Obama led the Iranians to believe that in the event they agreed to the nuclear deal he wanted from them, all the financial sanctions imposed on Iran would be lifted.  In the event once Obama got his nuclear agreement many of the sanctions remained in place, with the US Treasury Department continuing to enforce them.
This serial habit of making and breaking promises has had a corrosive effect on international relations.  By shattering trust between leaders it has made effective conflict management all but impossible, most disastrously during the Syrian crisis where painstaking negotiations with the Russians in the end led nowhere.
The result is that instead of cooperation between the three Great Powers there is mistrust and conflict between them, and instead of peace and successful conflict prevention there are now conflicts in almost every potential flashpoint in the world, with the US involved in all of them – in Ukraine, in the Middle East, in Afghanistan and in the South China Sea – and losing every one of them.
The most dangerous moment of all came in October, with the US military facing off against the Russian military in Syria, in what was the first outright confrontation between the militaries of the two military superpowers since the Cuban missile crisis of 1962, and being forced to back down.  The only reason Obama’s reputation has survived this humiliation – arguably the greatest humiliation the US has suffered since the fall of Saigon – is because the Western media intentionally suppressed news of it.
In this climate of conflict – with Obama’s the first Presidency in US history over the course of which the US has been engaged in fighting somewhere every single day – monsters like ISIS have been able to breed and grow to appalling power.  It should be said clearly that ISIS’s success and continued existence would be impossible in any well functioning system of international relations, and is the direct product of the breakdown of the current system of international relations, for which Obama must take most of the blame.
Unfortunately it does not end there.
Obama’s habitual way of concealing his failures has been to use the media – with which he has strong connections and which is predisposed to be very supportive of him – to vilify his opponents, something clearly evident in Obama’s handling of US domestic politics, but which has reached unheard of levels in his increasingly personal campaign against the man he has clearly come to think of as his personal nemesis: Russia’s President Vladimir Putin.

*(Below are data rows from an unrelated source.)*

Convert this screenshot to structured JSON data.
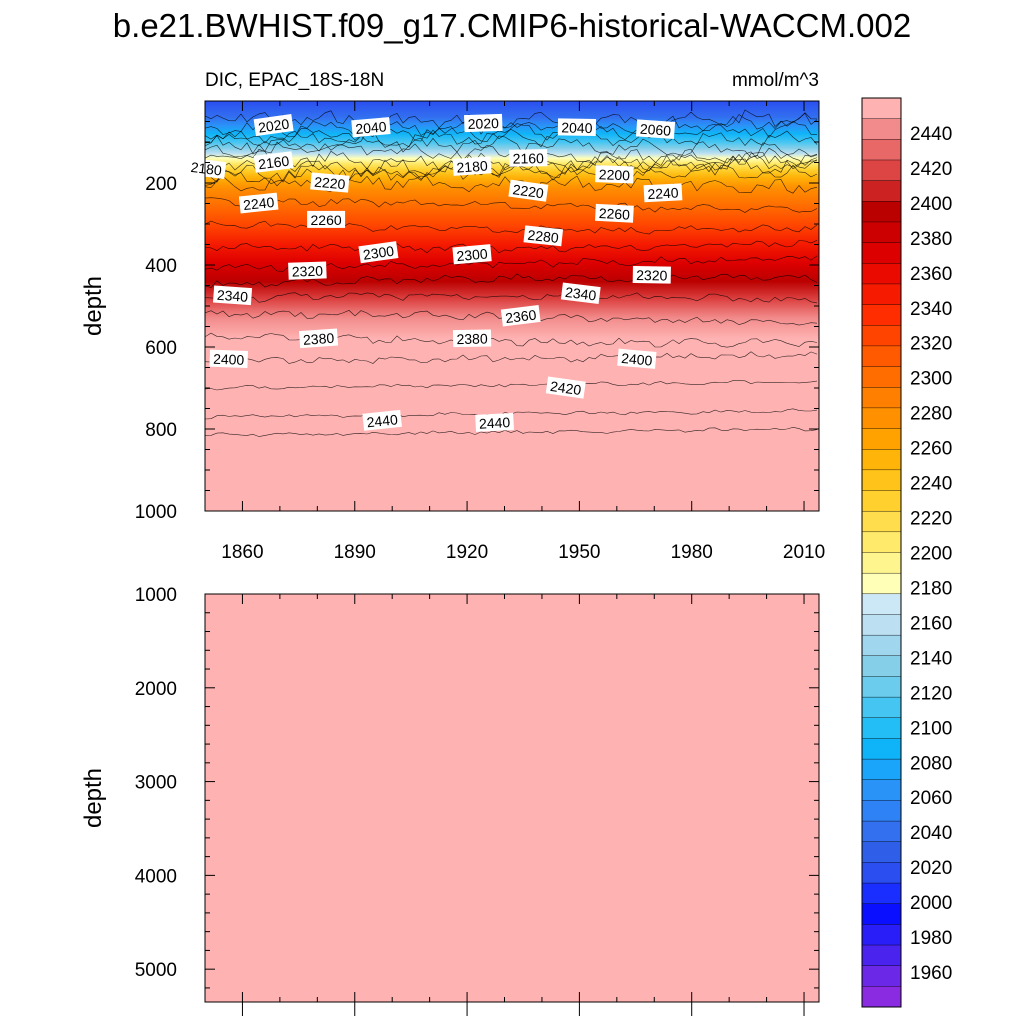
{
  "title": "b.e21.BWHIST.f09_g17.CMIP6-historical-WACCM.002",
  "colors": {
    "upper_hot": "#ffb2b2",
    "lower_panel": "#ffb2b2",
    "contour_line": "#000000"
  },
  "chart_data": [
    {
      "type": "heatmap",
      "panel": "upper",
      "subtitle_left": "DIC, EPAC_18S-18N",
      "subtitle_right": "mmol/m^3",
      "variable": "DIC",
      "units": "mmol/m^3",
      "ylabel": "depth",
      "y_reversed": true,
      "ylim": [
        0,
        1000
      ],
      "xlim": [
        1850,
        2014
      ],
      "x_ticks": [
        1860,
        1890,
        1920,
        1950,
        1980,
        2010
      ],
      "y_ticks": [
        200,
        400,
        600,
        800,
        1000
      ],
      "contour_interval": 10,
      "contour_levels_depth_profile": [
        {
          "level": 2020,
          "depth": 40
        },
        {
          "level": 2040,
          "depth": 60
        },
        {
          "level": 2060,
          "depth": 80
        },
        {
          "level": 2080,
          "depth": 100
        },
        {
          "level": 2100,
          "depth": 115
        },
        {
          "level": 2120,
          "depth": 128
        },
        {
          "level": 2140,
          "depth": 140
        },
        {
          "level": 2160,
          "depth": 152
        },
        {
          "level": 2180,
          "depth": 168
        },
        {
          "level": 2200,
          "depth": 185
        },
        {
          "level": 2220,
          "depth": 210
        },
        {
          "level": 2240,
          "depth": 255
        },
        {
          "level": 2260,
          "depth": 305
        },
        {
          "level": 2280,
          "depth": 350
        },
        {
          "level": 2300,
          "depth": 395
        },
        {
          "level": 2320,
          "depth": 440
        },
        {
          "level": 2340,
          "depth": 485
        },
        {
          "level": 2360,
          "depth": 530
        },
        {
          "level": 2380,
          "depth": 580
        },
        {
          "level": 2400,
          "depth": 635
        },
        {
          "level": 2420,
          "depth": 700
        },
        {
          "level": 2440,
          "depth": 770
        },
        {
          "level": 2450,
          "depth": 815
        }
      ],
      "contour_labels": [
        {
          "text": "2020",
          "x": 1863,
          "depth": 60
        },
        {
          "text": "2040",
          "x": 1889,
          "depth": 65
        },
        {
          "text": "2020",
          "x": 1919,
          "depth": 55
        },
        {
          "text": "2040",
          "x": 1944,
          "depth": 65
        },
        {
          "text": "2060",
          "x": 1965,
          "depth": 70
        },
        {
          "text": "2180",
          "x": 1845,
          "depth": 165
        },
        {
          "text": "2160",
          "x": 1863,
          "depth": 150
        },
        {
          "text": "2180",
          "x": 1916,
          "depth": 160
        },
        {
          "text": "2160",
          "x": 1931,
          "depth": 140
        },
        {
          "text": "2200",
          "x": 1954,
          "depth": 180
        },
        {
          "text": "2220",
          "x": 1878,
          "depth": 200
        },
        {
          "text": "2220",
          "x": 1931,
          "depth": 220
        },
        {
          "text": "2240",
          "x": 1859,
          "depth": 250
        },
        {
          "text": "2240",
          "x": 1967,
          "depth": 225
        },
        {
          "text": "2260",
          "x": 1877,
          "depth": 290
        },
        {
          "text": "2260",
          "x": 1954,
          "depth": 275
        },
        {
          "text": "2280",
          "x": 1935,
          "depth": 330
        },
        {
          "text": "2300",
          "x": 1891,
          "depth": 370
        },
        {
          "text": "2300",
          "x": 1916,
          "depth": 375
        },
        {
          "text": "2320",
          "x": 1872,
          "depth": 415
        },
        {
          "text": "2320",
          "x": 1964,
          "depth": 425
        },
        {
          "text": "2340",
          "x": 1852,
          "depth": 475
        },
        {
          "text": "2340",
          "x": 1945,
          "depth": 470
        },
        {
          "text": "2360",
          "x": 1929,
          "depth": 525
        },
        {
          "text": "2380",
          "x": 1875,
          "depth": 580
        },
        {
          "text": "2380",
          "x": 1916,
          "depth": 580
        },
        {
          "text": "2400",
          "x": 1851,
          "depth": 630
        },
        {
          "text": "2400",
          "x": 1960,
          "depth": 630
        },
        {
          "text": "2420",
          "x": 1941,
          "depth": 700
        },
        {
          "text": "2440",
          "x": 1892,
          "depth": 780
        },
        {
          "text": "2440",
          "x": 1922,
          "depth": 785
        }
      ]
    },
    {
      "type": "heatmap",
      "panel": "lower",
      "ylabel": "depth",
      "y_reversed": true,
      "ylim": [
        1000,
        5350
      ],
      "xlim": [
        1850,
        2014
      ],
      "y_ticks": [
        1000,
        2000,
        3000,
        4000,
        5000
      ],
      "fill_level": "> 2450"
    }
  ],
  "colorbar": {
    "tick_labels": [
      "1960",
      "1980",
      "2000",
      "2020",
      "2040",
      "2060",
      "2080",
      "2100",
      "2120",
      "2140",
      "2160",
      "2180",
      "2200",
      "2220",
      "2240",
      "2260",
      "2280",
      "2300",
      "2320",
      "2340",
      "2360",
      "2380",
      "2400",
      "2420",
      "2440"
    ],
    "colors": [
      "#8a2be2",
      "#6b28e6",
      "#4a23ee",
      "#2a1ef8",
      "#0a10ff",
      "#1a2fff",
      "#2a4ef0",
      "#2f5fe8",
      "#3270f0",
      "#2e82f5",
      "#2a93f8",
      "#1aa4fa",
      "#0fb4f8",
      "#22bef5",
      "#45c6f2",
      "#6ccced",
      "#85cfe9",
      "#a0d6ee",
      "#bce0f2",
      "#cce7f5",
      "#ffffb8",
      "#fff58e",
      "#ffea6b",
      "#ffdd4c",
      "#ffd02e",
      "#ffc31a",
      "#ffb40a",
      "#ffa200",
      "#ff9100",
      "#ff7f00",
      "#ff6d00",
      "#ff5a00",
      "#ff4400",
      "#ff2d00",
      "#f51a00",
      "#ea0a00",
      "#dd0000",
      "#cc0000",
      "#bb0000",
      "#cc2222",
      "#dd4444",
      "#e86868",
      "#f28c8c",
      "#ffb2b2"
    ]
  }
}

Needless to say this has poisoned the international atmosphere even further, whilst fostering a dangerously hysterical and paranoid atmosphere across the West.
Where the proper function of a US President should be to calm fears and passions, Obama has instead increased them to levels not seen the 1940s and 1950s, triggering ugly witch hunts of the like the US and the West have not seen since the McCarthy era.
The result is that anyone today who calls for an improvement in relations with Russia – something essential in order to ensure world peace – risks being called a “useful idiot” or a Russian stooge, even if he is the US’s formerly most revered expert on Russia – Professor Stephen Cohen – or if he is no less a person than Obama’s successor – Donald Trump – who is now President of the United States.
It is a disastrous legacy of a man who has genuine intellectual gifts combined with the charisma to be a genuinely transformative President, but who was however never quite as intelligent or as well-informed as he always believed himself to be.
The result is that Obama departs the Presidency bequeathing to his successor a deeply divided country, and an unsettled and fraught international situation, which it will require massive work to put right.